L’agonia del padre che non vedeva da trent’anni lo porta a New York, e al suo capezzale riemergono brandelli di passato che avrebbe preferito rimanessero sepolti: le radici ebraiche, i profondi dissidi familiari, quei sei numeri marchiati sul braccio che rievocano la detenzione ad Auschwitz, le torture e le umiliazioni subite da parte di aguzzini senz’anima. Uno di questi, Aloise Lange, forse è ancora vivo, magari nascosto in qualche remoto villaggio del continente americano.
L’antica ossessione del padre si trasmette così al figlio, che dopo il breve incontro con Mordecai Midler (Judd Hirsch), un agguerrito cacciatore di nazisti, si getta sulle tracce dell’ufficiale delle SS a bordo di un pick-up e in compagnia dell’inseparabile trolley, dentro il quale, insieme agli articoli di prima necessità, trascina con se il carico dei suoi problemi irrisolti. Da New York al Michigan, macinando miglia e miglia, oltrepassando il Midwest, Cheyenne giunge in New Mexico, e da lì ancora nello Utah attraverso incomparabili scenari naturali e paesaggi umani.
Non sveleremo l’epilogo di quest’epopea, ma proprio la galleria d’immagini e personaggi che popolano l’itinerario del protagonista costituisce l’aspetto più stupefacente del film. La sorpresa è costituita dal ritratto della provincia, dei non luoghi che trasudano il perbenismo e il decoro borghese, degli interni delle case dove trovano posto tanti oggetti insulsi, tante piccole cose di pessimo gusto. Sorrentino filma la bellezza anche nelle suppellettili dozzinali dei motel, negli arditi e anonimi viadotti che scavalcano rocce e fiumi, nell’improbabile monumento al pistacchio…
Analoghe sensazioni stimolano i tipi umani che Cheyenne incontra durante il suo viaggio, dalla moglie di Lange, presso la quale si presenta come un suo ex alunno, allo scorbutico Nazi Hunter, dal bambino, il quale gli affida una chitarra acustica chiedendogli di suonare il già menzionato motivo dei Talking Heads, a Robert Plath (Harry Dean Stanton), colui che ha messo le rotelle alle valigie, in sostanza il geniale inventore dei trolley.

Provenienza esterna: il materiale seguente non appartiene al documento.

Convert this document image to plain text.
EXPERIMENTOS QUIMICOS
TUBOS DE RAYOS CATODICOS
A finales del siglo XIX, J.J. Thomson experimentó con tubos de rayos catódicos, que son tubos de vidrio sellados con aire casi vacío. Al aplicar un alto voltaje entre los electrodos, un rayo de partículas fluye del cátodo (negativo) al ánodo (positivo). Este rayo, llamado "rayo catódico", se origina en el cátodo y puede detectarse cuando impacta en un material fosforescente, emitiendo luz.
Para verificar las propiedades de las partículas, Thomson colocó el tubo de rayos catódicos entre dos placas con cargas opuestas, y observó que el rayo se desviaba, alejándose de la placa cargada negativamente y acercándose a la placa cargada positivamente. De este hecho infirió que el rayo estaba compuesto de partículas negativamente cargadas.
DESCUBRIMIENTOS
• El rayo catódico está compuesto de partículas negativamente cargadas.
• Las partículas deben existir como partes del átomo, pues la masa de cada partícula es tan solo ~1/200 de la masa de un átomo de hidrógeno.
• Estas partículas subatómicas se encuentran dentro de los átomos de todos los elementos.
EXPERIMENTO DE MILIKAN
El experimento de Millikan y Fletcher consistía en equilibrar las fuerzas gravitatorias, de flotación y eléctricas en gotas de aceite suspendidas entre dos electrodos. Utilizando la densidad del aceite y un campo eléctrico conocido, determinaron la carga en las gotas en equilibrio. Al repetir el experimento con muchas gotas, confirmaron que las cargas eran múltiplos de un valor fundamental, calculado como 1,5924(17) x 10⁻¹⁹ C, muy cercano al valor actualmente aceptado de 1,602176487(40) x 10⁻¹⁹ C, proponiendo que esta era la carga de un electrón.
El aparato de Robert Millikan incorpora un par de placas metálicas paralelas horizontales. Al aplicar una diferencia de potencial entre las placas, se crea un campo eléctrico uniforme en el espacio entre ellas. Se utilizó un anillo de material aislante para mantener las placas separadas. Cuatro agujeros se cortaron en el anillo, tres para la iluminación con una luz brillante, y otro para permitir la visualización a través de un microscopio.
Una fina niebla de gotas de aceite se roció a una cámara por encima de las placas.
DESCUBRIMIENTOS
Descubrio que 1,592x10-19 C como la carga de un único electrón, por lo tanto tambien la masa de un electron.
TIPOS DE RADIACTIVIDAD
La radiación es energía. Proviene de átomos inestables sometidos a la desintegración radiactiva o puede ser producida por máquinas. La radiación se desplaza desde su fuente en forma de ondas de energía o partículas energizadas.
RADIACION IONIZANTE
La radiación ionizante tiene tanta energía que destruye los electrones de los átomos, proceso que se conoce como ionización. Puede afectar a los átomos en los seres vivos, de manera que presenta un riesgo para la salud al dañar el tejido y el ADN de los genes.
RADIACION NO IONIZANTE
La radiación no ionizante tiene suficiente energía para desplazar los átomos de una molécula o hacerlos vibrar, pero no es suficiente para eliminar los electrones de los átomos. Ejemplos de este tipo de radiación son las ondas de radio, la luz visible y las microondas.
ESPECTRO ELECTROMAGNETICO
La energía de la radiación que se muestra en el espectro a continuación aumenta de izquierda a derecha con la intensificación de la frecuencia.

Attraverso queste e altre variegate sequenze, talvolta drammatiche, talvolta sconfinanti nel grottesco, l’eroe-protagonista completa la missione affidatagli dal defunto genitore, e nel contempo supera le prove del suo percorso di espiazione (“Guess that this must be the place”). Solo allora potrà riconciliarsi con la vita e con le proprie radici recuperando quell’universo affettivo necessario a ogni essere umano per uscire dalla lenta apatia (agonia) dell’esistenza, e dall’omologazione in cui si è costretti dalla società odierna.
Il tema dell’Olocausto, per concludere, seppur valutabile come una sorta di fondale, sempre degno peraltro del massimo rispetto, ricorda costantemente agli individui di valutare la propria esistenza alla luce della Storia, perché essa è l’unica educazione al coraggio e alla bellezza, e inoltre perché la barbarie è – sempre e ovunque – in agguato, e può essere vinta soprattutto con la cultura, con la tolleranza e con il ricorso alla più splendida forma d’intelligenza di cui l’uomo disponga: l’ironia.